Monday, November 23, 2009

My Horoscope for today...

There's something that you're holding on to that you need to let go of Cancer. There are things that we are so attached to that we try to defeat the laws of nature to continue to hold on to that attachment. It is apparently time for you to refocus, transition, and let go of what once was so that you can look ahead into what the stars promise to be a more prosperous future. Don't let disappointment or and the sense of loss get you down now, you have too much to look forward to.


Kind of ironic, isn't it?

Saturday, November 14, 2009

Around this time....

"When one door of happiness closes, another opens, but often we look so long at the closed door that we do not see the one that has been opened for us" -Helen Keller

Around this time...
I would be 21 weeks pregnant

and I would feel the baby kicking me, I would know (hopefully) if it was a boy or a girl....
people would be able to tell that I am pregnant because of the "bump"....

Some people ask me how I am doing and I tell them that I am doing fine. In reality, I am. I doing just fine. I just don't like to be reminded of it whenever I see certain people. Like yesterday at work, one of my co-workers asked me how the baby was doing and I told her that I lost it and surprisingly enough, I didn't cry or anything.
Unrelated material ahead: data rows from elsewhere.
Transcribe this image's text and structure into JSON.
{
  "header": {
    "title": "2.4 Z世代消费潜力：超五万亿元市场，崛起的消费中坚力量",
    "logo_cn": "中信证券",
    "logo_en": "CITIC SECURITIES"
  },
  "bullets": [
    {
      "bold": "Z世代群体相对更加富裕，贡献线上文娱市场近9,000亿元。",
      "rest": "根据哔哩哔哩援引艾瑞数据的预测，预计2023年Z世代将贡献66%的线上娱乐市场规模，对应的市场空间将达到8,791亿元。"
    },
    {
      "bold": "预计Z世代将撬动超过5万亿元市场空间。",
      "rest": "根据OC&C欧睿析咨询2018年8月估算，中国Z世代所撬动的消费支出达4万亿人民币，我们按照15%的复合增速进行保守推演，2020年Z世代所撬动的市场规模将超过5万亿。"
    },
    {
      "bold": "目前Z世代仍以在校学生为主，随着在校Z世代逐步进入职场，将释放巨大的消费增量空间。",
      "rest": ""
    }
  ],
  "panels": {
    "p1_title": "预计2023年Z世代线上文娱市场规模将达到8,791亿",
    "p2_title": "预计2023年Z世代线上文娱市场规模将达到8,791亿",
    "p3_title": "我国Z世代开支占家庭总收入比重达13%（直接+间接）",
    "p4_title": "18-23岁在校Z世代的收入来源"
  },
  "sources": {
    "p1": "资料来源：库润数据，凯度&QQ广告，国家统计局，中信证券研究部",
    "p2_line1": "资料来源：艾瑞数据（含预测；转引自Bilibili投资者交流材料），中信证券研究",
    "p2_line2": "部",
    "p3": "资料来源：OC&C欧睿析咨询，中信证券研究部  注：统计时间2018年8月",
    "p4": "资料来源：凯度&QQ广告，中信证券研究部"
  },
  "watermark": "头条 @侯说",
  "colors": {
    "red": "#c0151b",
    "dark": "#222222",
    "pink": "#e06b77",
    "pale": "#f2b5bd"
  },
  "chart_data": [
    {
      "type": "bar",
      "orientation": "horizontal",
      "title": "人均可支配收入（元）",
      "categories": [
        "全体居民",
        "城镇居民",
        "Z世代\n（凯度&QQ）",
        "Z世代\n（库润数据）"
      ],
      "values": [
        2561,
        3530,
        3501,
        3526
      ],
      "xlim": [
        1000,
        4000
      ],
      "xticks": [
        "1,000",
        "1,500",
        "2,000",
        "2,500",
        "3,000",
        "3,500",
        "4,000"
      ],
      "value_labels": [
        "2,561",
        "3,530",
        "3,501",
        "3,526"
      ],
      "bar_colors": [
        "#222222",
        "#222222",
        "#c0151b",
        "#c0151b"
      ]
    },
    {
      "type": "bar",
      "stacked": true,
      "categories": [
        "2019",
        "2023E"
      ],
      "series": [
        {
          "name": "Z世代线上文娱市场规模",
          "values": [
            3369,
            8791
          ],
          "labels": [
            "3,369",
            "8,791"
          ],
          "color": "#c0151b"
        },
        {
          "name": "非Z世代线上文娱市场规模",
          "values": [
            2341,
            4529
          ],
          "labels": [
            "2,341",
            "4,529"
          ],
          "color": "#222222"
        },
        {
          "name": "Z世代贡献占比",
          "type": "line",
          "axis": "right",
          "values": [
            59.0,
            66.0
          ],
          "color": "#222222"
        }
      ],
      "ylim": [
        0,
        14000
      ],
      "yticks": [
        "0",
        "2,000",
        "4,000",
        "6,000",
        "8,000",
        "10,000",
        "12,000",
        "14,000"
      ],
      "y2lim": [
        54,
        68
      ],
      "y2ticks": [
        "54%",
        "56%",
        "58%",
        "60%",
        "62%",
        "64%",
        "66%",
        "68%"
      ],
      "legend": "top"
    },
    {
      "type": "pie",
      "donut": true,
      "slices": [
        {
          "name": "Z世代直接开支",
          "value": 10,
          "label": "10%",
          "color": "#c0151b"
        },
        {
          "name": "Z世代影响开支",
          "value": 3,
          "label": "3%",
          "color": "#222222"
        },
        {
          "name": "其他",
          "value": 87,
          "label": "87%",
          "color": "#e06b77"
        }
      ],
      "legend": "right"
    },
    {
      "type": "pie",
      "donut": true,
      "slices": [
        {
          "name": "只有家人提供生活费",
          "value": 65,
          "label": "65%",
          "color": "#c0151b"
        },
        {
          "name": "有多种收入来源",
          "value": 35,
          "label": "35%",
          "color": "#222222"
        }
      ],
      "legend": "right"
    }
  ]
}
And she quickly changed the subject and I was so happy that she did.

Although when the old Pharmacist that I used to work with just came out of no where and asked me why didn't I tell him that I was pregnant or that I miscarried, I cried. I didn't expect that from him let alone the first thing that would come out of his mouth. No sympathy from that man whatsoever.

James and I decided that we want to wait a little longer to start trying again. Not a lot of people know this, but James and I are moving back to Kansas in April and we feel that if I got pregnant again, we would have no choice but to stay here in New York and trust me, that's something WE DON'T want to do!

You want to know how I got through this? I have one answer: God and James. I really don't know what I would do if God wasn't a part of James and I's lives...especially when this happened. God is totally awesome!!! He has helped me heal and as a matter of fact, this has brought James and I closer than before.

I am sorry that this was a somber post, but then again, it could be worse. It could be a post about work and I am sure that you don't want to read about that. Believe it or not, this really does help me heal and everyday I am healed (if that makes sense).